Relevant benefit crystallisation events
Chapter 15A Section 637S ITEPA 2003
A relevant lump sum for the purpose of the lump sum and death benefit allowance is:
- A pension commencement lump sum,
- A serious-ill health lump sum,
- An uncrystallised funds pension lump sum, and
- A stand-alone lump sum
A relevant lump sum death benefit for the purposes of the lump sum and death benefit allowance means any authorised lump sum death benefit other than:
- A charity lump sum death benefit,
- A trivial commutation lump sum death benefit
When a relevant benefit crystallisation event occurs, the scheme administrator compares the amount of relevant lump sum or relevant lump sum death benefit being paid to the member’s lump sum and death benefit allowance that is still available. Any amount that exceeds the level of lump sum and death benefit allowance available is subject to an income tax charge.
An unauthorised payment is not a relevant benefit crystallisation event.
For more details on relevant benefit crystallisation events see PTM173000.
Protected or enhanced lump sum and death benefit allowance
There are various allowance enhancements and protections, these can protect the members rights to a higher level than the usual lump sum and death benefit allowance of £1,073,100 when a relevant benefit crystallisation event occurs.
These are:
- Primary protection (PP) (PTM176210)
- Enhanced protection (EP) (PTM176310)
- Fixed protection (FP12) (PTM176410)
- Fixed protection 2014 (FP14) (PTM176410)
- Fixed protection 2016 (FP16) (PTM176410)
- Individual protection 2014 (IP14) (PTM176510)
- Individual protection 2016 (IP16) (PTM176510)
- Pension credits and debits on divorce (PTM175100)
- Non-UK residence or international transfers (PTM175100)

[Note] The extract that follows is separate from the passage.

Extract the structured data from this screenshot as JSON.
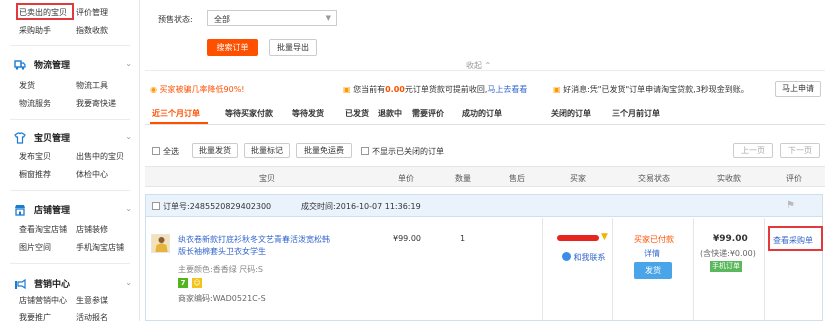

Calculating the remaining lump sum and death benefit allowance
When calculating the amount of lump sum allowance being used up at a relevant benefit crystallisation event, to calculate whether a member has enough lump sum allowance to cover the lump sum being paid (and whether or not any income tax is due) the scheme administrator may require details from the member of:
- How much of the lump sum and death benefit allowance has already been used by previous relevant benefit crystallisation events,
- What benefit crystallisation events may be arising at the same time from other registered pension schemes,
- What lump sum and death benefit allowance the member is entitled to (if they have a protected allowance).
How a scheme administrator establishes these details is not prescribed by legislation. It may be that a scheme administrator is content in certain circumstances to rely on a simple member declaration. But in other circumstances the scheme administrator may feel a more detailed questionnaire is necessary, with supporting evidence. If a member fails to provide the information, then the scheme administrator will assume that the individual has no lump sum and death benefit allowance available.
HMRC will calculate the income tax liability with the lump sum and death benefit allowance has been exceeded.
Authorised lump sums that can only be paid if the member has some lump sum and death benefit allowance available
A pension commencement lump sum can only be made if the member has some lump sum allowance and lump sum death benefit allowance available at the time of the payment.
For the full conditions relating to the above lump sum see PTM063000.
Pension commencement excess lump sum
Where an individual’s lump sum allowance has been fully utilised, subject to the scheme’s rules, any pension entitlement or uncrystallised funds crystallising beyond this point may be paid entirely as a lump sum.
Any lump sum payment representing the excess rights is called a pension commencement excess lump sum – for more detail see PTM177000.